The computer began to glow again from its core. “Jess, run! now!” Jessica took another step closer and their eyes met again for an instance, she could see a tear rolling down his cheek. “No Jess!” The light grew bright again and flashed. Suddenly she was closer to the doorway of the garage. “I’m sorry Jess. This is the way it has to be. Somehow the quantum processor has created a time paradox. And the closer you are to it…” Jessica began to walk closer. “Jess, stop!” She took another step closer. “Once you get to close, you can never escape!”
Jessica looked down at the ground toward her decomposing cat. Then at her hands, which now looked aged and wrinkled. She looked up at him and a tear fell from her eye as she took another step closer. “Jess, you don’t know what your doing!” She began to cry and then stepped closer. She was just within reach and both now crying and shaking in fear. She reaches out her hand to him as the machine sitting between them began to glow again. “Jess, you don’t understand” said Steven in a soft voice as he reached out for her hand. Their eyes met and she began to smile. “I do.” she spoke softly and then again with a breath of confidence. “I do.”
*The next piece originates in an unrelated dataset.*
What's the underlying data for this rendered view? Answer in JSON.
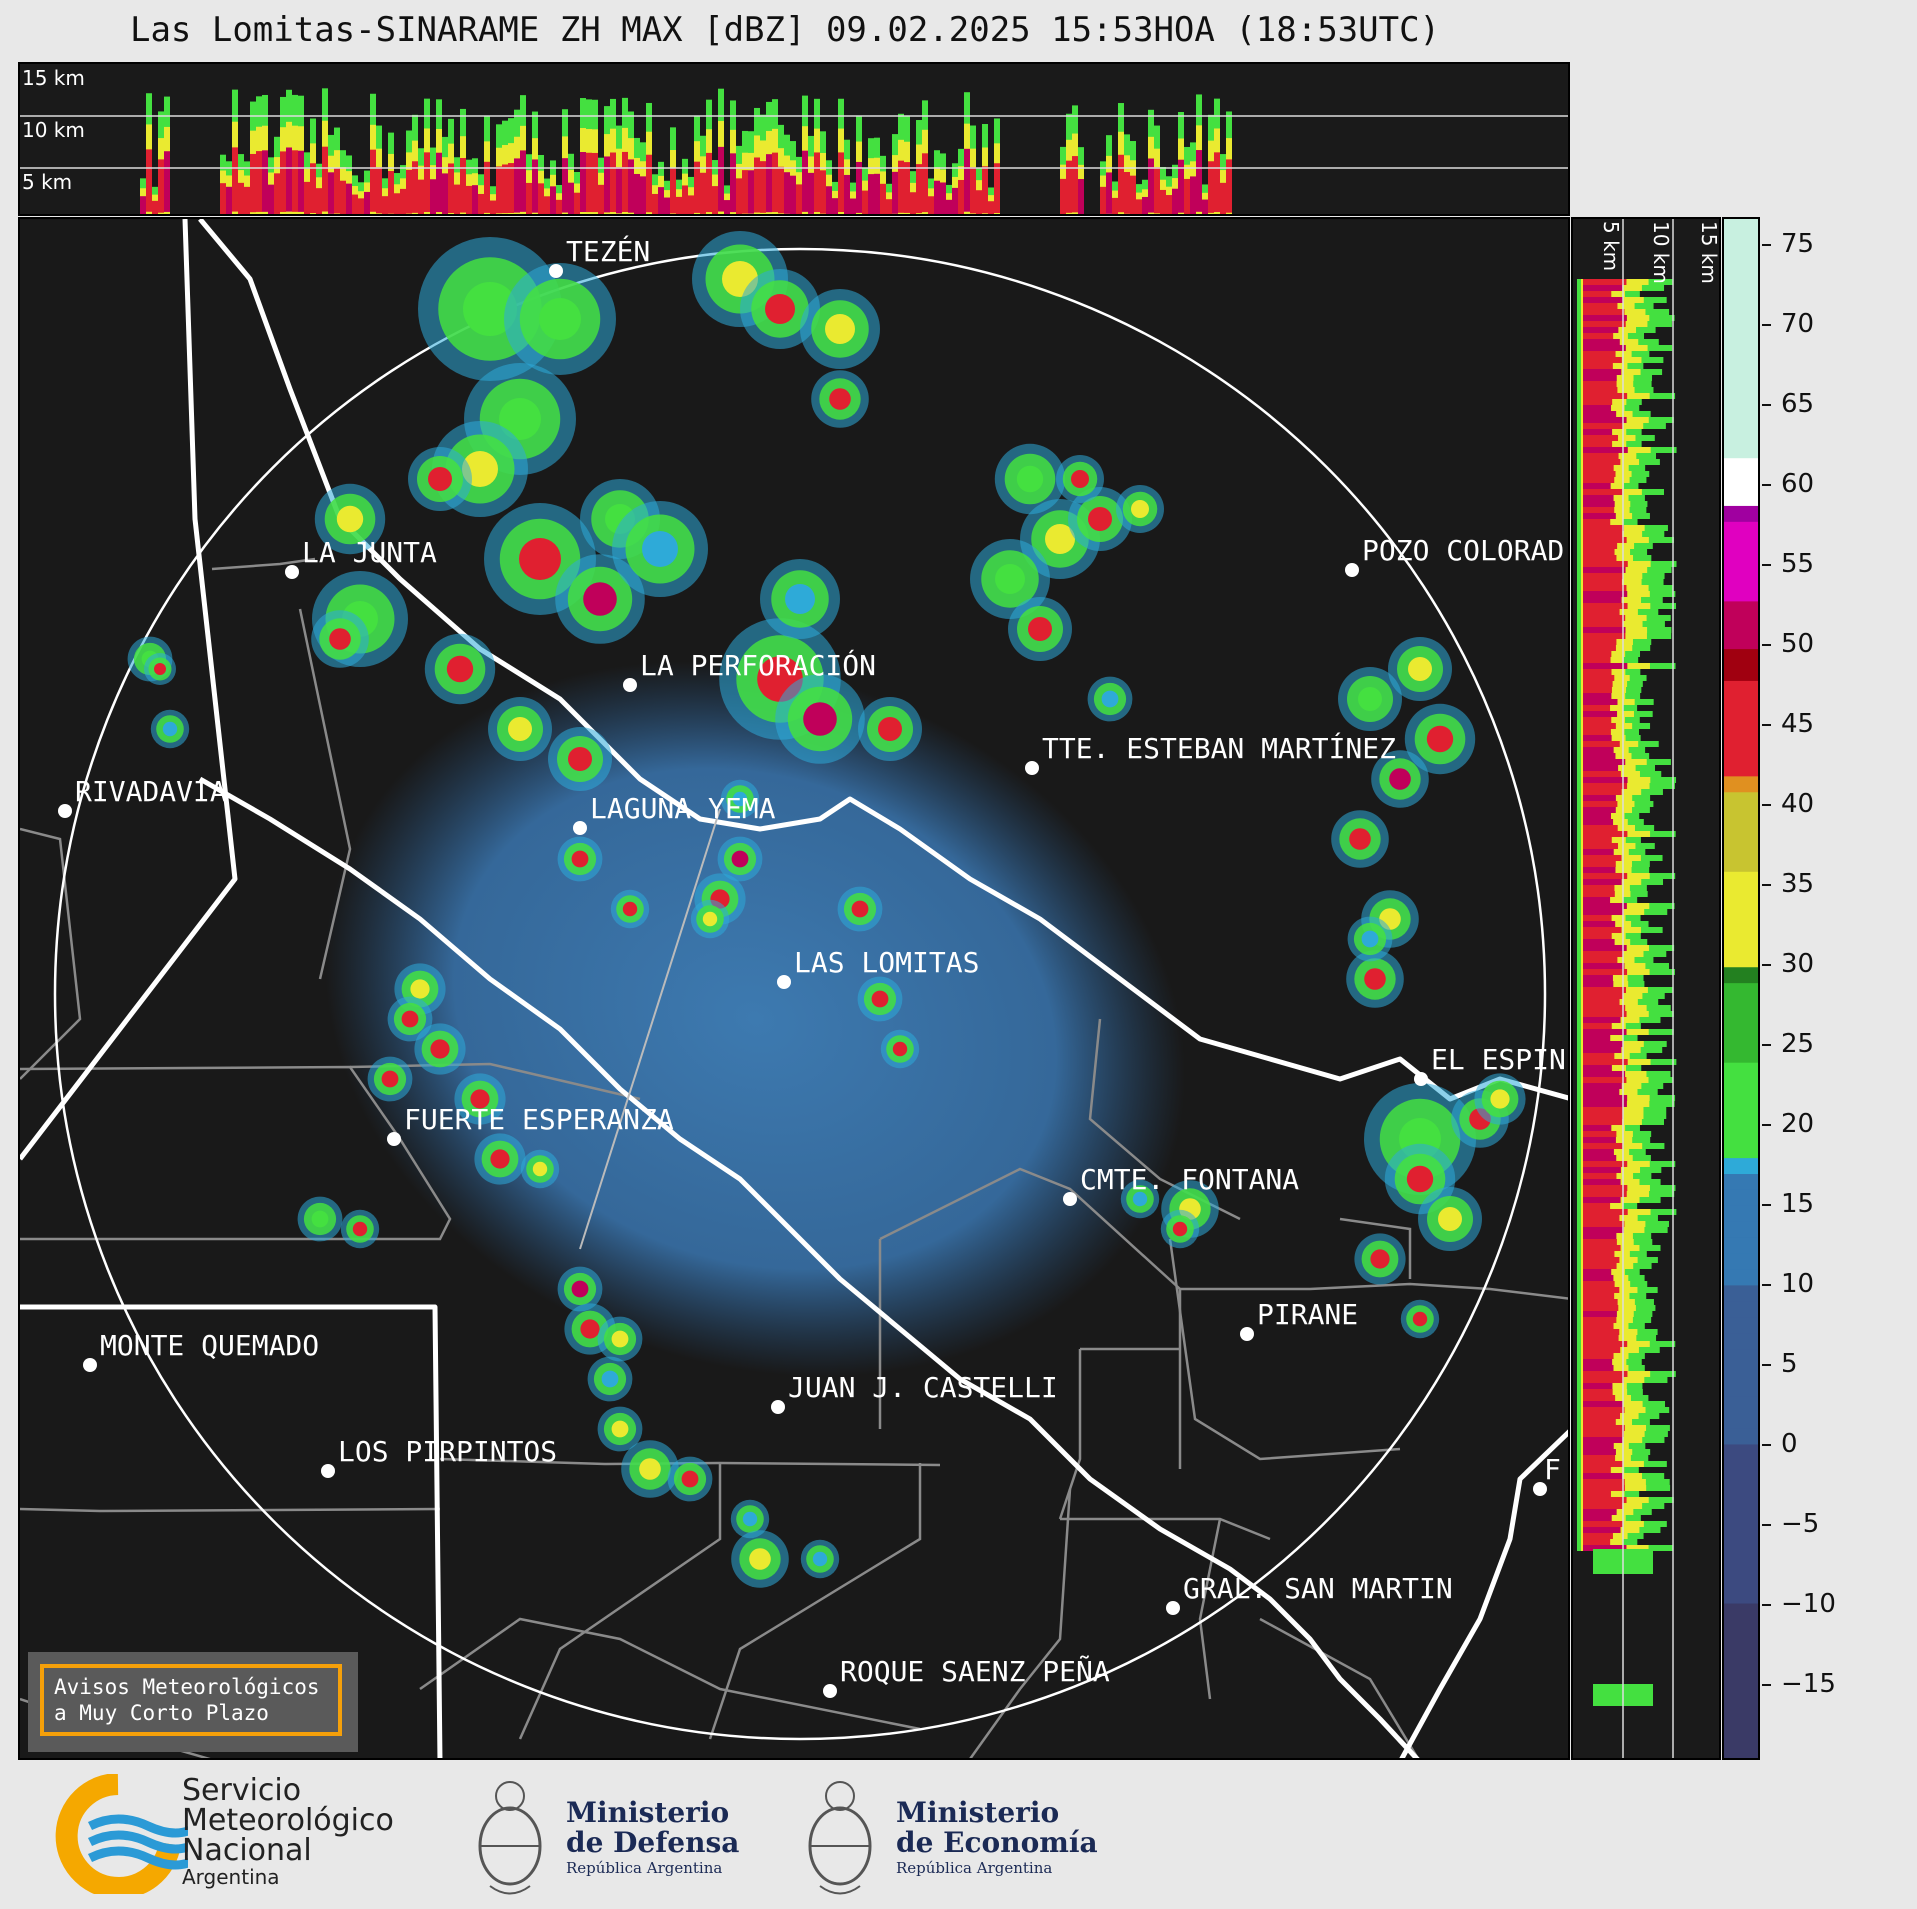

The machine lit up again filling the room with light. They now stood their together, hand in hand. Steven looked down at her hand to see her frail and aging hands in his. Both now looked sickly and appeared at least 10 years older then they had previously.
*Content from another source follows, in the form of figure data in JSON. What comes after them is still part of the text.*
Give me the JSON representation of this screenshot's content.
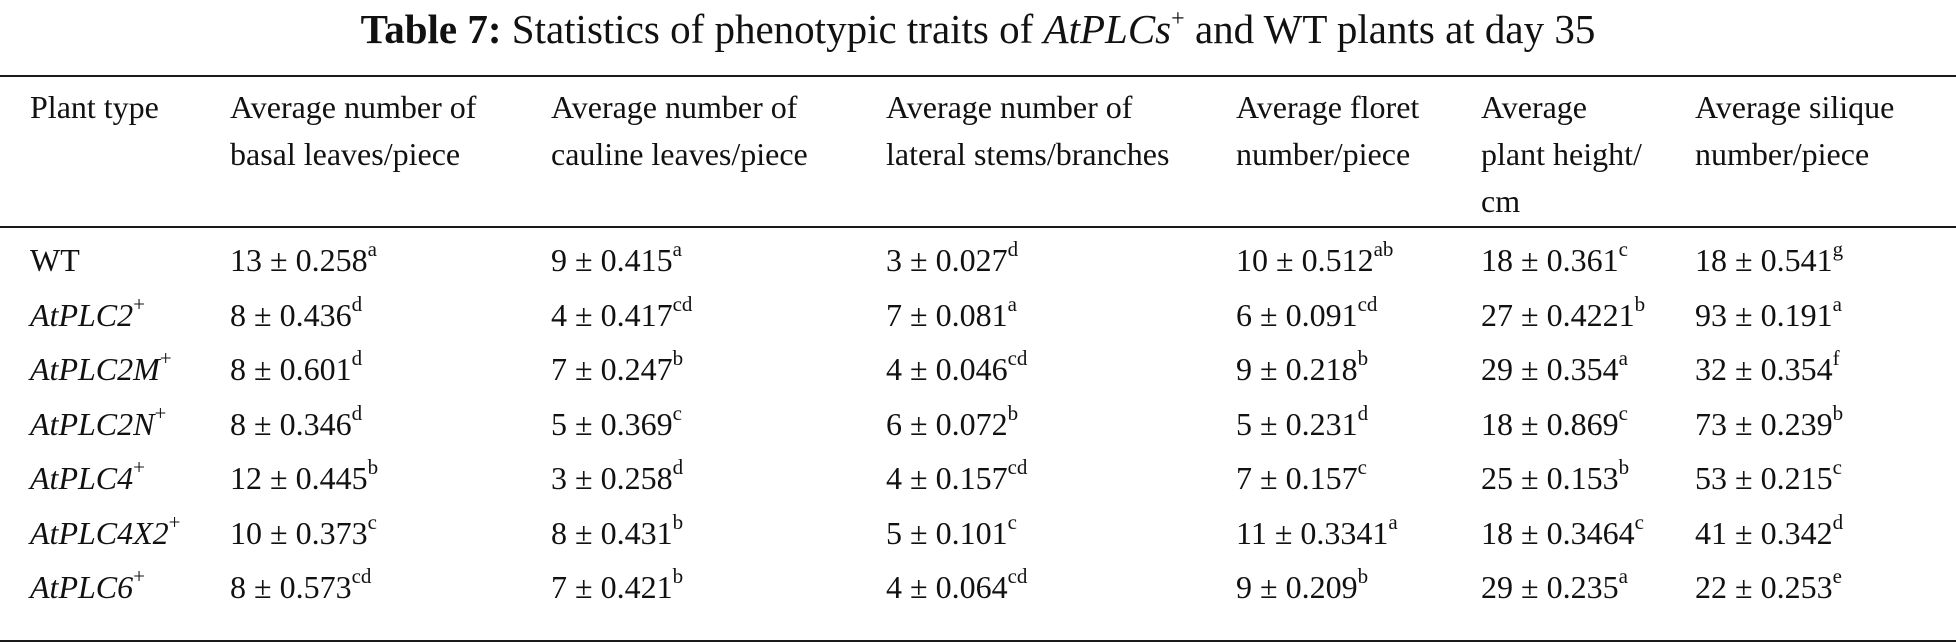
{
  "title": {
    "label": "Table 7:",
    "text": "Statistics of phenotypic traits of",
    "italic": "AtPLCs",
    "sup": "+",
    "suffix": "and WT plants at day 35"
  },
  "headers": [
    "Plant type",
    "Average number of\nbasal leaves/piece",
    "Average number of\ncauline leaves/piece",
    "Average number of\nlateral stems/branches",
    "Average floret\nnumber/piece",
    "Average\nplant height/\ncm",
    "Average silique\nnumber/piece"
  ],
  "rows": [
    {
      "plant": {
        "name": "WT",
        "sup": ""
      },
      "cells": [
        {
          "v": "13 ± 0.258",
          "s": "a"
        },
        {
          "v": "9 ± 0.415",
          "s": "a"
        },
        {
          "v": "3 ± 0.027",
          "s": "d"
        },
        {
          "v": "10 ± 0.512",
          "s": "ab"
        },
        {
          "v": "18 ± 0.361",
          "s": "c"
        },
        {
          "v": "18 ± 0.541",
          "s": "g"
        }
      ]
    },
    {
      "plant": {
        "name": "AtPLC2",
        "sup": "+"
      },
      "cells": [
        {
          "v": "8 ± 0.436",
          "s": "d"
        },
        {
          "v": "4 ± 0.417",
          "s": "cd"
        },
        {
          "v": "7 ± 0.081",
          "s": "a"
        },
        {
          "v": "6 ± 0.091",
          "s": "cd"
        },
        {
          "v": "27 ± 0.4221",
          "s": "b"
        },
        {
          "v": "93 ± 0.191",
          "s": "a"
        }
      ]
    },
    {
      "plant": {
        "name": "AtPLC2M",
        "sup": "+"
      },
      "cells": [
        {
          "v": "8 ± 0.601",
          "s": "d"
        },
        {
          "v": "7 ± 0.247",
          "s": "b"
        },
        {
          "v": "4 ± 0.046",
          "s": "cd"
        },
        {
          "v": "9 ± 0.218",
          "s": "b"
        },
        {
          "v": "29 ± 0.354",
          "s": "a"
        },
        {
          "v": "32 ± 0.354",
          "s": "f"
        }
      ]
    },
    {
      "plant": {
        "name": "AtPLC2N",
        "sup": "+"
      },
      "cells": [
        {
          "v": "8 ± 0.346",
          "s": "d"
        },
        {
          "v": "5 ± 0.369",
          "s": "c"
        },
        {
          "v": "6 ± 0.072",
          "s": "b"
        },
        {
          "v": "5 ± 0.231",
          "s": "d"
        },
        {
          "v": "18 ± 0.869",
          "s": "c"
        },
        {
          "v": "73 ± 0.239",
          "s": "b"
        }
      ]
    },
    {
      "plant": {
        "name": "AtPLC4",
        "sup": "+"
      },
      "cells": [
        {
          "v": "12 ± 0.445",
          "s": "b"
        },
        {
          "v": "3 ± 0.258",
          "s": "d"
        },
        {
          "v": "4 ± 0.157",
          "s": "cd"
        },
        {
          "v": "7 ± 0.157",
          "s": "c"
        },
        {
          "v": "25 ± 0.153",
          "s": "b"
        },
        {
          "v": "53 ± 0.215",
          "s": "c"
        }
      ]
    },
    {
      "plant": {
        "name": "AtPLC4X2",
        "sup": "+"
      },
      "cells": [
        {
          "v": "10 ± 0.373",
          "s": "c"
        },
        {
          "v": "8 ± 0.431",
          "s": "b"
        },
        {
          "v": "5 ± 0.101",
          "s": "c"
        },
        {
          "v": "11 ± 0.3341",
          "s": "a"
        },
        {
          "v": "18 ± 0.3464",
          "s": "c"
        },
        {
          "v": "41 ± 0.342",
          "s": "d"
        }
      ]
    },
    {
      "plant": {
        "name": "AtPLC6",
        "sup": "+"
      },
      "cells": [
        {
          "v": "8 ± 0.573",
          "s": "cd"
        },
        {
          "v": "7 ± 0.421",
          "s": "b"
        },
        {
          "v": "4 ± 0.064",
          "s": "cd"
        },
        {
          "v": "9 ± 0.209",
          "s": "b"
        },
        {
          "v": "29 ± 0.235",
          "s": "a"
        },
        {
          "v": "22 ± 0.253",
          "s": "e"
        }
      ]
    }
  ]
}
“You could have gotten away.” Steven said in tears. “But I didn’t” she said almost surprised by the thought as she said it. “What do we do now?” Steven shrugged his shoulders. “I have tried shutting it down. Somehow it created a paradox in the core of the quantum computer, and I have attempted repairing or diagnosing the problem from every angle, but as much as I can get done in less then a minute, it all gets somewhat undone at the reset. I have been working on this for almost a full day, but I’m afraid that much, much more time has passed outside of the event horizon, which we are now both stuck in.” The computer began to glow again. Jessica gave a puzzled look and asked, “Have you tried just unplugging it?” “It has a battery backup built in. Yes, I have tried that so many times… I’m sorry Jess, I don’t think we will survive this much longer.” The light encompassed the room once more.
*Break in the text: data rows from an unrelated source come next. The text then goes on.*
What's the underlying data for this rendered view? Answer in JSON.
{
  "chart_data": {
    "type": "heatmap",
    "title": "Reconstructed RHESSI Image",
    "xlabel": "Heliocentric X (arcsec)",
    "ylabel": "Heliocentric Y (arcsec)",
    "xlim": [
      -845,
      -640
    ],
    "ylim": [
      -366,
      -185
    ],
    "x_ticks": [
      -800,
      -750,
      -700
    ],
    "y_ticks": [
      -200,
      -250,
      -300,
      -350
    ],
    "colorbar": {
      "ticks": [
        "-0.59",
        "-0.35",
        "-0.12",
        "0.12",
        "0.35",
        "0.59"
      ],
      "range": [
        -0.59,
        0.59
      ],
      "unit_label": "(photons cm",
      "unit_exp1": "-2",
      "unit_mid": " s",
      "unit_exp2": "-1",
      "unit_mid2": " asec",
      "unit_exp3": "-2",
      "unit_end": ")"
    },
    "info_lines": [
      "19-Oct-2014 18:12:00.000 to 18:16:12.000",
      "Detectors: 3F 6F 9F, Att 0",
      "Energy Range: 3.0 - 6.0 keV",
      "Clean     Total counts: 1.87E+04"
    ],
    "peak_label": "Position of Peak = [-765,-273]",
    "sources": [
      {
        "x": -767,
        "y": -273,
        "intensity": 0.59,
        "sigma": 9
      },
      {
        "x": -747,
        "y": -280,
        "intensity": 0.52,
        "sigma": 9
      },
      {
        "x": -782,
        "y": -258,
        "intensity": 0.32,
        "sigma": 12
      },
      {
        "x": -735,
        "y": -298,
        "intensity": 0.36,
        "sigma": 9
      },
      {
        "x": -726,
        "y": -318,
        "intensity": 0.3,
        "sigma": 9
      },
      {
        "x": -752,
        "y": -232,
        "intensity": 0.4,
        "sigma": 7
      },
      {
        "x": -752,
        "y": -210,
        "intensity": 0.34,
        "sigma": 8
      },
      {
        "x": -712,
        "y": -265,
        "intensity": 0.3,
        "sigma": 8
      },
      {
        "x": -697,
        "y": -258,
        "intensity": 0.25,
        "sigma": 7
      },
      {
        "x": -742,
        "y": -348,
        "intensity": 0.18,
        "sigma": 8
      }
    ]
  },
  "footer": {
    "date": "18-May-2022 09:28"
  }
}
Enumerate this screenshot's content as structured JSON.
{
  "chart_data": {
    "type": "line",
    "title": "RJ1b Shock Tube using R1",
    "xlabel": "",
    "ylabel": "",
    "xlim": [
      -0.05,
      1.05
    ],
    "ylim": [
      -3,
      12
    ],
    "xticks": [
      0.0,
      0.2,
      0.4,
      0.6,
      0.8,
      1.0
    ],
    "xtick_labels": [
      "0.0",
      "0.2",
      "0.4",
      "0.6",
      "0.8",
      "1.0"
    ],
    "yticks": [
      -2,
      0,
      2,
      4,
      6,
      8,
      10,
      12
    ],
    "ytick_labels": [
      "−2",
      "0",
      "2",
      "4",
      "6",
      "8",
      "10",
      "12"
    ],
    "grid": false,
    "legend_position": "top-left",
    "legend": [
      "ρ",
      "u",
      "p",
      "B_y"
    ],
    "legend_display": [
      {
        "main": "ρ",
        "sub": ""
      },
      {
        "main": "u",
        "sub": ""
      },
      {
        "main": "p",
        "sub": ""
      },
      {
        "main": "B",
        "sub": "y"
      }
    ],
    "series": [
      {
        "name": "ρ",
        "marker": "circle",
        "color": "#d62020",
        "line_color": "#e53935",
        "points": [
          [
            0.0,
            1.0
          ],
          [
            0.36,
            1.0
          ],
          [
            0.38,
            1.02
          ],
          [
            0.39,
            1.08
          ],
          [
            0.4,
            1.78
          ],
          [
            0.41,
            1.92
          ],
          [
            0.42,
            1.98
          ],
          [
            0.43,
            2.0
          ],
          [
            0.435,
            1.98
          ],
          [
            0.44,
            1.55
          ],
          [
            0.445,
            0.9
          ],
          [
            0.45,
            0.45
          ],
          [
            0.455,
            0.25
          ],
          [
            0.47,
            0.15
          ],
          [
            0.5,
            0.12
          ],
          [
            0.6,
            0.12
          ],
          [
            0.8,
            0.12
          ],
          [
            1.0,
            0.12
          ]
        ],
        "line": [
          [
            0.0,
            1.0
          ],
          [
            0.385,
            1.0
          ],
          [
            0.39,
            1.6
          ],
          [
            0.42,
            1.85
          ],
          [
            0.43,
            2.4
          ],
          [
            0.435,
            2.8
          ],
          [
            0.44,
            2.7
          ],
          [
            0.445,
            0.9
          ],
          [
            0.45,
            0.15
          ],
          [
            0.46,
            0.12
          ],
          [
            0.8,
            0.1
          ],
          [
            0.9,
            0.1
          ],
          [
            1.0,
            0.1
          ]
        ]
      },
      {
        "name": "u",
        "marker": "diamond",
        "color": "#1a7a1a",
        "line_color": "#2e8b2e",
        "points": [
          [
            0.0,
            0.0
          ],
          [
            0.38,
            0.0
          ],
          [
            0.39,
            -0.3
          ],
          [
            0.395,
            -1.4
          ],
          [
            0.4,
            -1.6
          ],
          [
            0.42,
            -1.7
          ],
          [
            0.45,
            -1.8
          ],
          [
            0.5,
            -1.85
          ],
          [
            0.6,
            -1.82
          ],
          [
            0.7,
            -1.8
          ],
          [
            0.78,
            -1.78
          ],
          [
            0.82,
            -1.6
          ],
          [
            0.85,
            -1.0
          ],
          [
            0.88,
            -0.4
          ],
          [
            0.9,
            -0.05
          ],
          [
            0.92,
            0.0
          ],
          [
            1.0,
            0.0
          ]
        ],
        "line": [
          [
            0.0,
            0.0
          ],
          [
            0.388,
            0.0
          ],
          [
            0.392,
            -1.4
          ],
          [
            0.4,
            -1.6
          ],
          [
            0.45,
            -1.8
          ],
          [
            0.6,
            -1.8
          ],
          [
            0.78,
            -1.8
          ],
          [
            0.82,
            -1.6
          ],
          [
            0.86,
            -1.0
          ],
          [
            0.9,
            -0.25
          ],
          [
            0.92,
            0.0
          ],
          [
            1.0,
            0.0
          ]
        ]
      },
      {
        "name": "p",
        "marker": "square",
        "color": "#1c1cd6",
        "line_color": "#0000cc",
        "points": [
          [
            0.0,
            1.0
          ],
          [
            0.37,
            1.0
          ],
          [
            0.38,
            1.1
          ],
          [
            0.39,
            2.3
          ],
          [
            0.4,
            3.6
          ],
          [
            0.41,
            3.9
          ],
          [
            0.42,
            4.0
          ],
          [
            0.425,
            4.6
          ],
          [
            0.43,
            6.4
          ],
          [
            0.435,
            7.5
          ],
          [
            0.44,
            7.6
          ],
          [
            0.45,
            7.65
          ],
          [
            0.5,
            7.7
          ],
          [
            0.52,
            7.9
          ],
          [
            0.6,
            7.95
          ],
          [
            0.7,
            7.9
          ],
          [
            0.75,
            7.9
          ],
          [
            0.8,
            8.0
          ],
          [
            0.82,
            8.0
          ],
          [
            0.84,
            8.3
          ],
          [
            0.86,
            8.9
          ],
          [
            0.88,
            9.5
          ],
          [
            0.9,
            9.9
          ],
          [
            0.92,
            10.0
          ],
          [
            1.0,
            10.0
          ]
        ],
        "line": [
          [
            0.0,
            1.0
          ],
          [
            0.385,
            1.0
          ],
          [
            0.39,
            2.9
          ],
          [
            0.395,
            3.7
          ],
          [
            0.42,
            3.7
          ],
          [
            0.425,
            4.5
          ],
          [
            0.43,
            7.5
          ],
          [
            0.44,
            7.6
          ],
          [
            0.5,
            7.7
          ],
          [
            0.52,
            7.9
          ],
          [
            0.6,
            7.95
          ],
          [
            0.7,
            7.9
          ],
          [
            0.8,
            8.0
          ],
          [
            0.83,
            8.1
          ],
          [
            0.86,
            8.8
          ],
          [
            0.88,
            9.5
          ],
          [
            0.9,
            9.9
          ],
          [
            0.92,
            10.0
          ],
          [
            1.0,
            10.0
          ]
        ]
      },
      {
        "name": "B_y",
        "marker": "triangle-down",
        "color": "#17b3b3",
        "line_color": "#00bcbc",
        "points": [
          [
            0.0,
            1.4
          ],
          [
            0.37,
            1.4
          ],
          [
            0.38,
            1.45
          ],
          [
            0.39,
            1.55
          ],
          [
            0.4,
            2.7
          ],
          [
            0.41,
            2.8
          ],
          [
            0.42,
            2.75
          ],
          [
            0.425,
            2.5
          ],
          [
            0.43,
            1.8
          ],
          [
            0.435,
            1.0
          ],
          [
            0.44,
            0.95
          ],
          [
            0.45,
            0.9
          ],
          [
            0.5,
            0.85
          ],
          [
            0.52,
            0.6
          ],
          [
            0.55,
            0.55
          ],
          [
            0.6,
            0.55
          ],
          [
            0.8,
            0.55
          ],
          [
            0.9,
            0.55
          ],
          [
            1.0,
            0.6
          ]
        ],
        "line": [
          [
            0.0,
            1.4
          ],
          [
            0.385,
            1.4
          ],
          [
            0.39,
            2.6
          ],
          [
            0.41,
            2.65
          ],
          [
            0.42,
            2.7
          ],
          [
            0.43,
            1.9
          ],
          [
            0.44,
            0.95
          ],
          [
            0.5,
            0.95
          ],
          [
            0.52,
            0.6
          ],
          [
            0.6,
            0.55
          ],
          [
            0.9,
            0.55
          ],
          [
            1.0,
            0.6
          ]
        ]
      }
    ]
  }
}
Steven fell against the table. His body weak and frail from the experience. Jessica held him and wrapped her arms around him. He began to cry. “I am sorry.” “You know what Steven…”, Jessica said as she held his face and made him look her in the eye. “… This morning I thought I had already lost you. And my biggest fear was that we wouldn’t grow old together… Just look at us now.” They both laughed slightly and then held each-other closely. And whispered words of love as the light from the device began to glow again. As they laid one last gentle kiss and muttered words of love, the room was engulfed in light one last time.